Karolina opowiedziała Amelce całe spotkanie ze szczegółami. Obie były zadowolone z takiego rozwoju sytuacji. Zadowolone i uśmiechnięte wróciły do domu. Amelka także dzisiaj była szczęśliwa bo spędziła dużo czasu z Kubą który się jej podoba.
W tym samym czasie u Tomka.
- Chłopie no dalej mów jak było.
- Ja was dosłownie kiedyś uduszę za to ale na razie nie mam za co bo to było najlepsze co zrobiliście dla mnie.
- Uuuuu tu się świeci coś większego. - chłopacy wypowiedzieli to jednocześnie.
- Dobra dobra. Teraz ty Kuba gadaj co tam kombinujesz z Amelką.? Chyba tak ma na imię.?
- Może tak ma na imię może nie. Na razie to chcę się z nią jeszcze raz spotkać bo jest naprawdę fajną dziewczyną. Ma poczucie humoru. Rozumie moje żerty, nie krytykuje mnie za to co mówię jak inne po prostu wyjątkowa.
 - No no no Romeo nam tu się szykuje.
Chłopacy zaczęli się śmiać i w takich świetnych humorach wrócili do domów.

Następnego dnia Karolinę obudził dźwięk smsa. Była zdziwiona kto ją może w sobotni ranek budzić tak wcześnie.
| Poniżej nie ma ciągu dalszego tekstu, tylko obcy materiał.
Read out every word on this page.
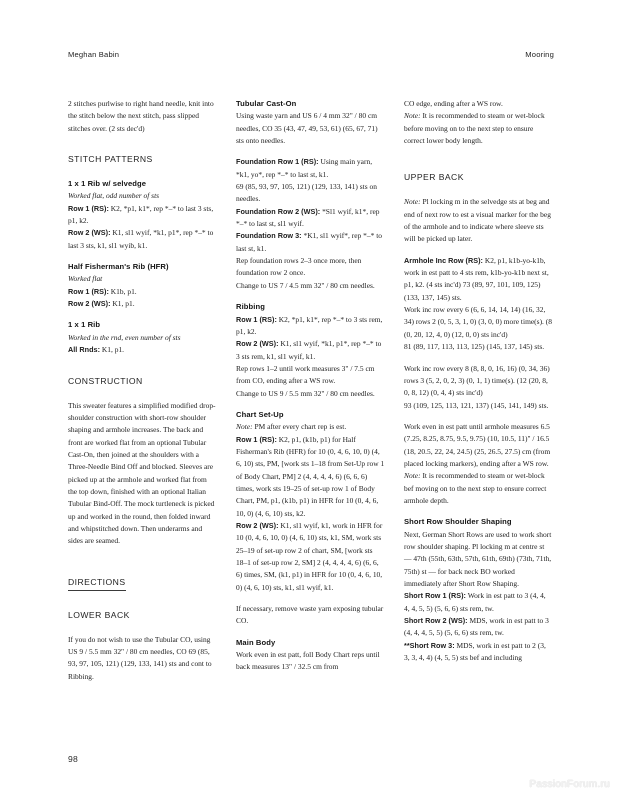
Meghan Babin	Mooring

2 stitches purlwise to right hand needle, knit into the stitch below the next stitch, pass slipped stitches over. (2 sts dec'd)

STITCH PATTERNS
1 x 1 Rib w/ selvedge
Worked flat, odd number of sts

Row 1 (RS): K2, *p1, k1*, rep *–* to last 3 sts, p1, k2.

Row 2 (WS): K1, sl1 wyif, *k1, p1*, rep *–* to last 3 sts, k1, sl1 wyib, k1.

Half Fisherman's Rib (HFR)
Worked flat

Row 1 (RS): K1b, p1.

Row 2 (WS): K1, p1.

1 x 1 Rib
Worked in the rnd, even number of sts

All Rnds: K1, p1.

CONSTRUCTION

This sweater features a simplified modified drop-shoulder construction with short-row shoulder shaping and armhole increases. The back and front are worked flat from an optional Tubular Cast-On, then joined at the shoulders with a Three-Needle Bind Off and blocked. Sleeves are picked up at the armhole and worked flat from the top down, finished with an optional Italian Tubular Bind-Off. The mock turtleneck is picked up and worked in the round, then folded inward and whipstitched down. Then underarms and sides are seamed.

DIRECTIONS
LOWER BACK

If you do not wish to use the Tubular CO, using US 9 / 5.5 mm 32" / 80 cm needles, CO 69 (85, 93, 97, 105, 121) (129, 133, 141) sts and cont to Ribbing.

Tubular Cast-On

Using waste yarn and US 6 / 4 mm 32" / 80 cm needles, CO 35 (43, 47, 49, 53, 61) (65, 67, 71) sts onto needles.

Foundation Row 1 (RS): Using main yarn, *k1, yo*, rep *–* to last st, k1.

69 (85, 93, 97, 105, 121) (129, 133, 141) sts on needles.

Foundation Row 2 (WS): *Sl1 wyif, k1*, rep *–* to last st, sl1 wyif.

Foundation Row 3: *K1, sl1 wyif*, rep *–* to last st, k1.

Rep foundation rows 2–3 once more, then foundation row 2 once.

Change to US 7 / 4.5 mm 32" / 80 cm needles.

Ribbing

Row 1 (RS): K2, *p1, k1*, rep *–* to 3 sts rem, p1, k2.

Row 2 (WS): K1, sl1 wyif, *k1, p1*, rep *–* to 3 sts rem, k1, sl1 wyif, k1.

Rep rows 1–2 until work measures 3" / 7.5 cm from CO, ending after a WS row.

Change to US 9 / 5.5 mm 32" / 80 cm needles.

Chart Set-Up

Note: PM after every chart rep is est.

Row 1 (RS): K2, p1, (k1b, p1) for Half Fisherman's Rib (HFR) for 10 (0, 4, 6, 10, 0) (4, 6, 10) sts, PM, [work sts 1–18 from Set-Up row 1 of Body Chart, PM] 2 (4, 4, 4, 4, 6) (6, 6, 6) times, work sts 19–25 of set-up row 1 of Body Chart, PM, p1, (k1b, p1) in HFR for 10 (0, 4, 6, 10, 0) (4, 6, 10) sts, k2.

Row 2 (WS): K1, sl1 wyif, k1, work in HFR for 10 (0, 4, 6, 10, 0) (4, 6, 10) sts, k1, SM, work sts 25–19 of set-up row 2 of chart, SM, [work sts 18–1 of set-up row 2, SM] 2 (4, 4, 4, 4, 6) (6, 6, 6) times, SM, (k1, p1) in HFR for 10 (0, 4, 6, 10, 0) (4, 6, 10) sts, k1, sl1 wyif, k1.

If necessary, remove waste yarn exposing tubular CO.

Main Body

Work even in est patt, foll Body Chart reps until back measures 13" / 32.5 cm from

CO edge, ending after a WS row.

Note: It is recommended to steam or wet-block before moving on to the next step to ensure correct lower body length.

UPPER BACK

Note: Pl locking m in the selvedge sts at beg and end of next row to est a visual marker for the beg of the armhole and to indicate where sleeve sts will be picked up later.

Armhole Inc Row (RS): K2, p1, k1b-yo-k1b, work in est patt to 4 sts rem, k1b-yo-k1b next st, p1, k2. (4 sts inc'd) 73 (89, 97, 101, 109, 125) (133, 137, 145) sts.

Work inc row every 6 (6, 6, 14, 14, 14) (16, 32, 34) rows 2 (0, 5, 3, 1, 0) (3, 0, 0) more time(s). (8 (0, 20, 12, 4, 0) (12, 0, 0) sts inc'd)

81 (89, 117, 113, 113, 125) (145, 137, 145) sts.

Work inc row every 8 (8, 8, 0, 16, 16) (0, 34, 36) rows 3 (5, 2, 0, 2, 3) (0, 1, 1) time(s). (12 (20, 8, 0, 8, 12) (0, 4, 4) sts inc'd)

93 (109, 125, 113, 121, 137) (145, 141, 149) sts.

Work even in est patt until armhole measures 6.5 (7.25, 8.25, 8.75, 9.5, 9.75) (10, 10.5, 11)" / 16.5 (18, 20.5, 22, 24, 24.5) (25, 26.5, 27.5) cm (from placed locking markers), ending after a WS row.

Note: It is recommended to steam or wet-block bef moving on to the next step to ensure correct armhole depth.

Short Row Shoulder Shaping

Next, German Short Rows are used to work short row shoulder shaping. Pl locking m at centre st — 47th (55th, 63th, 57th, 61th, 69th) (73th, 71th, 75th) st — for back neck BO worked immediately after Short Row Shaping.

Short Row 1 (RS): Work in est patt to 3 (4, 4, 4, 4, 5, 5) (5, 6, 6) sts rem, tw.

Short Row 2 (WS): MDS, work in est patt to 3 (4, 4, 4, 5, 5) (5, 6, 6) sts rem, tw.

**Short Row 3: MDS, work in est patt to 2 (3, 3, 3, 4, 4) (4, 5, 5) sts bef and including

98
PassionForum.ru
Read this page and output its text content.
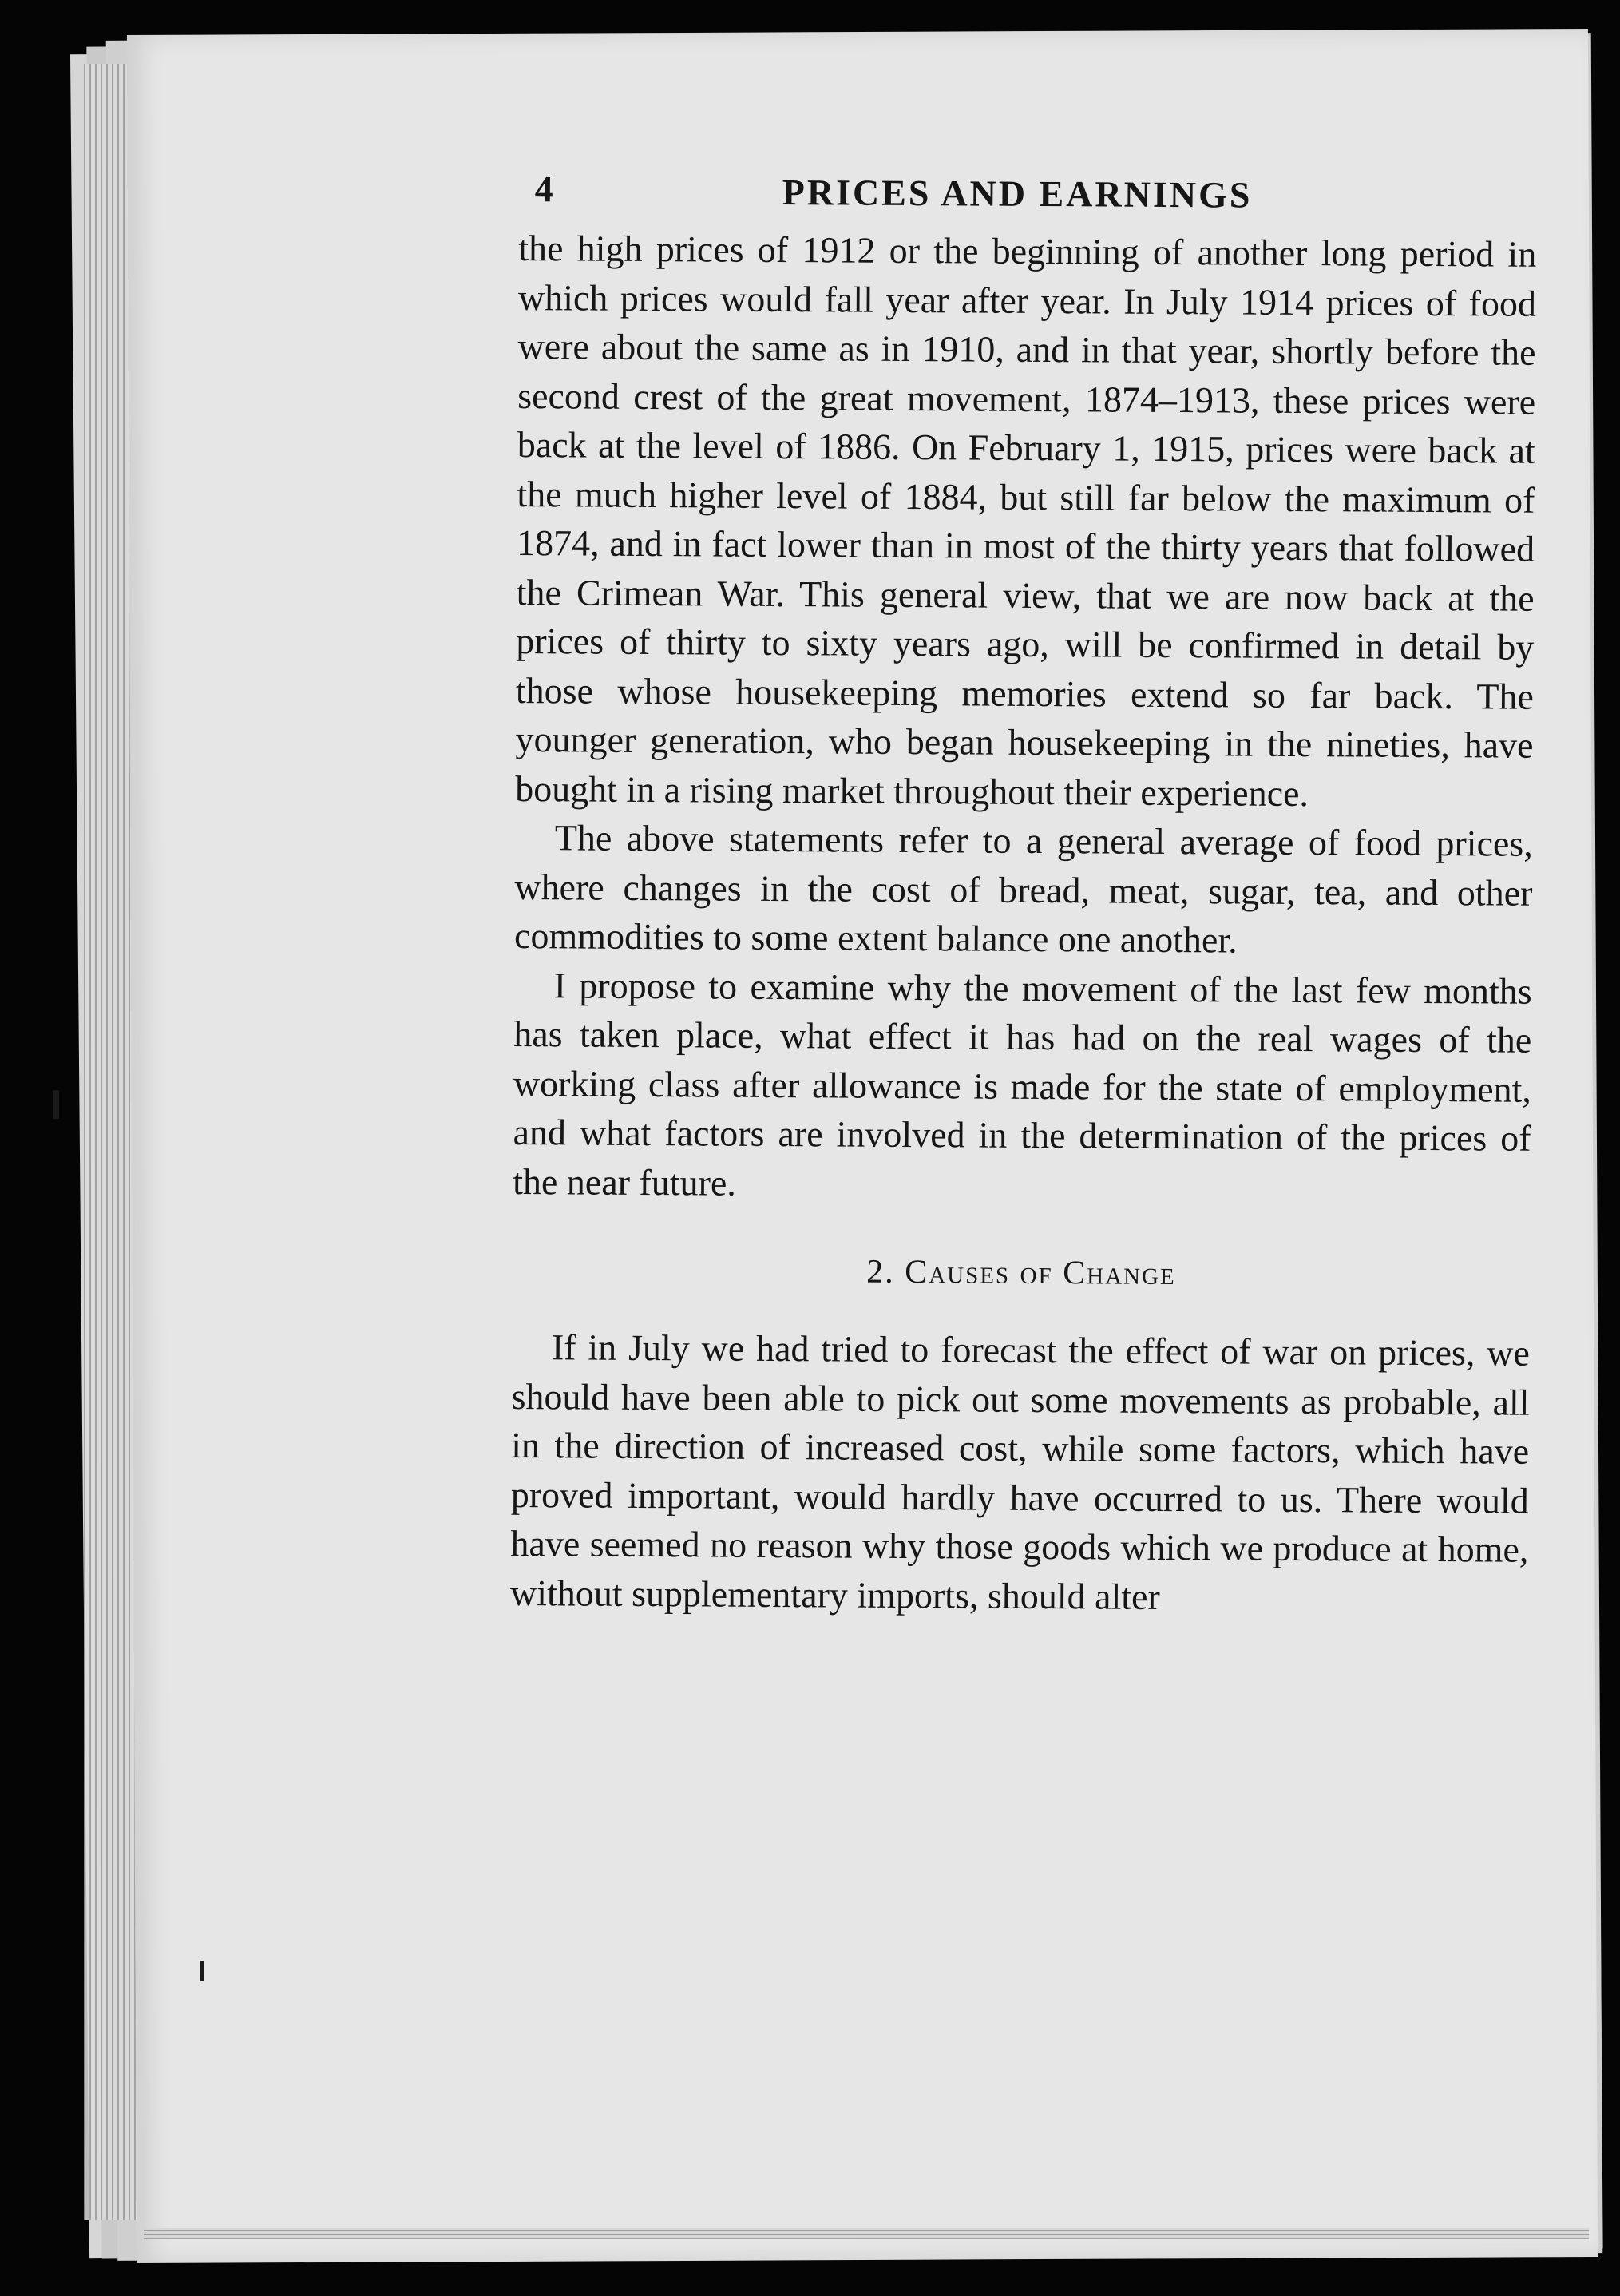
4	PRICES AND EARNINGS

the high prices of 1912 or the beginning of another long period in which prices would fall year after year. In July 1914 prices of food were about the same as in 1910, and in that year, shortly before the second crest of the great movement, 1874–1913, these prices were back at the level of 1886. On February 1, 1915, prices were back at the much higher level of 1884, but still far below the maximum of 1874, and in fact lower than in most of the thirty years that followed the Crimean War. This general view, that we are now back at the prices of thirty to sixty years ago, will be confirmed in detail by those whose housekeeping memories extend so far back. The younger generation, who began housekeeping in the nineties, have bought in a rising market throughout their experience.

The above statements refer to a general average of food prices, where changes in the cost of bread, meat, sugar, tea, and other commodities to some extent balance one another.

I propose to examine why the movement of the last few months has taken place, what effect it has had on the real wages of the working class after allowance is made for the state of employment, and what factors are involved in the determination of the prices of the near future.

2. Causes of Change

If in July we had tried to forecast the effect of war on prices, we should have been able to pick out some movements as probable, all in the direction of increased cost, while some factors, which have proved important, would hardly have occurred to us. There would have seemed no reason why those goods which we produce at home, without supplementary imports, should alter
Jednak kiedy spojrzała na ekranie telefonu od razu nie żałowała taj pobudki. Tomek napisał jej wiadomość " Hej. : D Jeśli cię obudziłem to przepraszam bardzo ale ja już nie śpie i tak myślałem nad naszym wczorajszym sptkieniem i wymyśliłem że skoro tak dobrze się nam rozmawiało to warto to jeszce raz wykorzystać i się spotkać jeszcze raz. Co ty na to abyśmy pojechali nad jezioro.? Jezeli się nie zgodzisz to zrozumiem chodź będzie mi przykro. ; (".  Karolina była trochę zaskoczoną tą propozycją lecz bez wahania dopisała mu " Hej. : ) Nie ma za co przepraszać. Owszem bardzo miło się rozmawiało i z chęcią się z tobą wybiorę nad jezioro. Tylko podaj godzinę o której się spotkamy. : D". Tomek po kilkum minutach odpisała i Karola ( tak na nią mówili znajomi ) najpierw zrealizowała swój sobotni plan czyli " sprzątanie, lekcje, nauka, pomoc mamie w ogrodzie ". Kiedy skończyła zauważyła że zostało się jej mało czasu więc szybko się przygotowała, wsiadła na rower i pojechała na wyznaczone miejsce.
Tomek na powitanie dał Karolinie buziaka w policzek i pojechali. Do jeziora mieli nie daleko więc po kilkunastu minutach byli na miejscu. Rozłożyli ręczniki i poszli się kąpać. Kiedy wyszli zjedli pyszne kanapki przygotowane przez Marylę ( gosposia w domu Tomka ) i zaczęli się opalać. Po jakimś czasie Karolinę i Tomka dobiegły znajome głosy, oboje zaczęli się rozglądać kto to może być ku ich zdziwieniu to była Amelka z Kubą. Podeszli do nich i przywitali się. Tomek chciał porozmawiać z Kubą na osobności więc wymyślił że pójdą do sklepu po picie. W drodze do sklepu chłopacy zaczęli rozmowę.
 - Widzę, że ci zależy na Amelce. No no no stary nie źle Cię wzięło jeszcze nigdy nie zabrałeś nad jezioro w sekretne miejsce.
- Ona jest naprawdę wyjątkowa i zależy mi na niej jak na  żadnej innej. Bardzo bym chciał żeby nam wyszło ale to tylko i wyłącznie od niej zależy.
- Życzę ci powodzenia z nią. Widać, że ona też patrzy na ciebie wyjątkowo więc raczej da ci szanse na związek .
W tym samym czasie u dziewczyn.
- Widzę, że Kuba bardzo ci się podoba i ty jemu też, ja ci mówię coś z tego będzie.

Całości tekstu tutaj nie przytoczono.